Hemodynamic changes during cesarean birth include increased maternal stroke volume and cardiac output following delivery of the placenta.36 In addition, tissue damage from surgery increases a woman’s tendency toward clot formation.5 The combination of surgical and pregnancy-induced changes in coagulation may further increase the risk of thrombosis development. The use of spinal anesthesia during cesarean birth affects maternal hemodynamics and may further compound the risk of pregnancy-associated stroke in women undergoing operative birth.36
DIAGNOSIS OF CEREBROVASCULAR ACCIDENT
When women present with symptoms consistent with stroke, rapid assessment, including history, vital signs, physical assessment, laboratory tests, and cardiac monitoring is needed. (Table 1) This initial information is needed to determine the differential diagnoses as stroke symptoms mimic many other, more common, conditions.

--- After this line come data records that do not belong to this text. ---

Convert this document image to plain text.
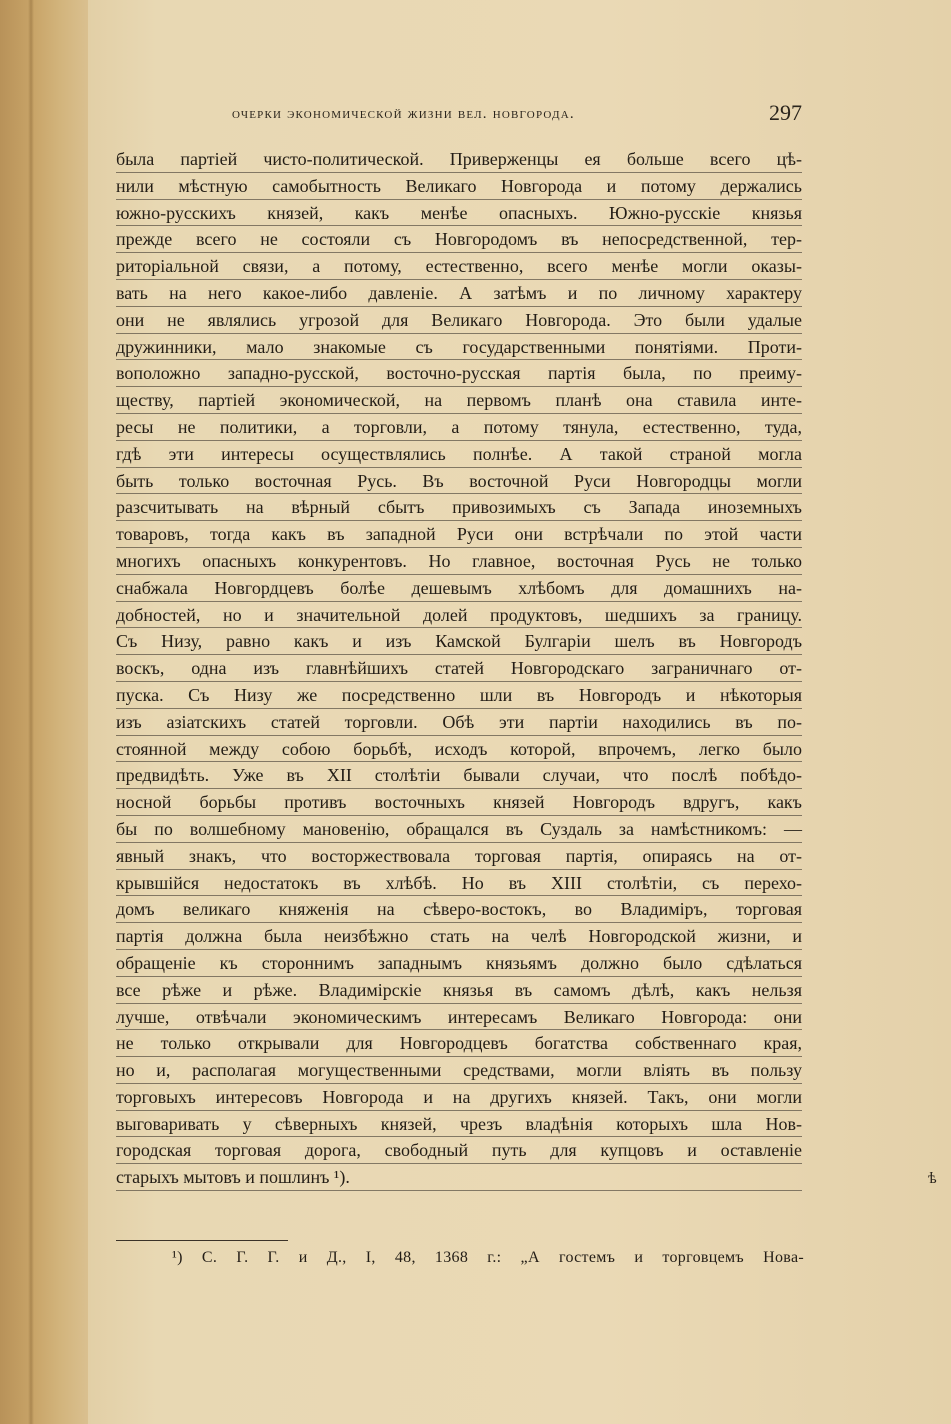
очерки экономической жизни вел. новгорода.	297
была партіей чисто-политической. Приверженцы ея больше всего цѣ-
нили мѣстную самобытность Великаго Новгорода и потому держались
южно-русскихъ князей, какъ менѣе опасныхъ. Южно-русскіе князья
прежде всего не состояли съ Новгородомъ въ непосредственной, тер-
риторіальной связи, а потому, естественно, всего менѣе могли оказы-
вать на него какое-либо давленіе. А затѣмъ и по личному характеру
они не являлись угрозой для Великаго Новгорода. Это были удалые
дружинники, мало знакомые съ государственными понятіями. Проти-
воположно западно-русской, восточно-русская партія была, по преиму-
ществу, партіей экономической, на первомъ планѣ она ставила инте-
ресы не политики, а торговли, а потому тянула, естественно, туда,
гдѣ эти интересы осуществлялись полнѣе. А такой страной могла
быть только восточная Русь. Въ восточной Руси Новгородцы могли
разсчитывать на вѣрный сбытъ привозимыхъ съ Запада иноземныхъ
товаровъ, тогда какъ въ западной Руси они встрѣчали по этой части
многихъ опасныхъ конкурентовъ. Но главное, восточная Русь не только
снабжала Новгордцевъ болѣе дешевымъ хлѣбомъ для домашнихъ на-
добностей, но и значительной долей продуктовъ, шедшихъ за границу.
Съ Низу, равно какъ и изъ Камской Булгаріи шелъ въ Новгородъ
воскъ, одна изъ главнѣйшихъ статей Новгородскаго заграничнаго от-
пуска. Съ Низу же посредственно шли въ Новгородъ и нѣкоторыя
изъ азіатскихъ статей торговли. Обѣ эти партіи находились въ по-
стоянной между собою борьбѣ, исходъ которой, впрочемъ, легко было
предвидѣть. Уже въ XII столѣтіи бывали случаи, что послѣ побѣдо-
носной борьбы противъ восточныхъ князей Новгородъ вдругъ, какъ
бы по волшебному мановенію, обращался въ Суздаль за намѣстникомъ: —
явный знакъ, что восторжествовала торговая партія, опираясь на от-
крывшійся недостатокъ въ хлѣбѣ. Но въ XIII столѣтіи, съ перехо-
домъ великаго княженія на сѣверо-востокъ, во Владиміръ, торговая
партія должна была неизбѣжно стать на челѣ Новгородской жизни, и
обращеніе къ стороннимъ западнымъ князьямъ должно было сдѣлаться
все рѣже и рѣже. Владимірскіе князья въ самомъ дѣлѣ, какъ нельзя
лучше, отвѣчали экономическимъ интересамъ Великаго Новгорода: они
не только открывали для Новгородцевъ богатства собственнаго края,
но и, располагая могущественными средствами, могли вліять въ пользу
торговыхъ интересовъ Новгорода и на другихъ князей. Такъ, они могли
выговаривать у сѣверныхъ князей, чрезъ владѣнія которыхъ шла Нов-
городская торговая дорога, свободный путь для купцовъ и оставленіе
старыхъ мытовъ и пошлинъ ¹).
¹) С. Г. Г. и Д., I, 48, 1368 г.: „А гостемъ и торговцемъ Нова-
ѣ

Following these first steps, if stroke remains as a likely cause, immediate brain imaging is warranted. While both major types of stroke present in a similar manner, treatment differs significantly.
Table 1.
Assessment | Components |
---|---|
History | Symptom timeline |
Current medications supplements and last dose | |
Pertinent history including: trauma or physical abuse, metal implants, drug or alcohol use, seizures, diabetes, anticoagulant use | |
Vital Signs | Temperature, pulse, respirations, blood pressure |
Oxygen saturation | |
Physical Assessment | Examine skin for: discoloration, bruising, petechiae, or edema |
Examine head for: signs of trauma, eye nystagmus, pupil dilation, tongue lacerations | |
Palpate bilaterally for pulses in neck, arm, legs | |
Auscultate for carotid bruits | |
Auscultate the heart and lungs | |
Neurological evaluation including cranial nerve function and bilateral gross motor and sensory function | |
Laboratory Test | Complete blood count including platelets |
Cardiac enzymes and troponin | |
Serum electrolytes | |
Prothrombin time (PT), partial thromboplastin time (PTT) & international normalized ratio (INR) | |
Additional labs for consideration may include: | |
Labs to evaluate for pulmonary embolism, sepsis, blood sugar, substance abuse, or x-ray | |
Cardiac Monitoring | 12-lead electro-cardiac monitoring |
Brain Imaging | Computed tomography (CT) or magnetic resonance imaging (MRI) |
If a CT scan or MRI is ordered, radiology will need to be notified that she is | |
pregnant |
Sources: Jauch et al.39
Signs and Symptoms
The signs and symptoms of ischemic and hemorrhagic stroke are similar. There is considerable overlap in initial presentation and examination findings. Headache is the most common presenting symptom for women experiencing pregnancy-associated stroke. Often described as the “worst headache of my life,” the pain is severe. Characteristics of headache onset vary. In some women it begins in a mild form and gets progressively worse.16 In others, especially those experiencing cerebral venous thrombosis, the severe pain begins suddenly and without warning, known as a ‘thunderclap’ headache.11
Women may also present with alterations in neurologic function such as confusion, disturbed consciousness, or psychosis-like symptoms depending on the portion of the brain affected.14 Motor function on one side of the body may also be affected.14 Women may also present with symptoms of increased intracranial pressure, such as vomiting and seizures.9–11,14 Women experiencing a hemorrhagic stroke may have symptoms of intracranial inflammation such as neck stiffness.14
Differential Diagnoses
The differential diagnoses of women who present with severe and unremitting headache include migraines and preeclampsia. Neurological alterations are also seen in women with hypoglycemia, Bell’s palsy and postpartum psychosis.37A rapid clinical assessment, including a thorough neurologic examination is helpful in ruling in or out these conditions. Many alternative diagnoses do not need immediate treatment to prevent mortality and long-term morbidity. Stroke, however, requires immediate intervention to preserve brain function. Therefore, unless the alternative diagnosis is certain, testing and imaging to rule out stroke is indicated.
Vital Signs
Immediately on presentation, vital signs should be assessed, including pulse, blood pressure, respirations, and oxygen saturation. Pulse oximetry is useful as maternal hypoperfusion can impair fetal oxygenation and exacerbate maternal cerebral inflammation.37
Neurological Examination
A thorough neurologic examination focuses on the gross motor examination. A brief cranial nerve assessment should be conducted, and extremity strength assessed for unilateral weakness. If altered level of consciousness is suspected, rapid initiation of assistance from an interprofessional team is indicated.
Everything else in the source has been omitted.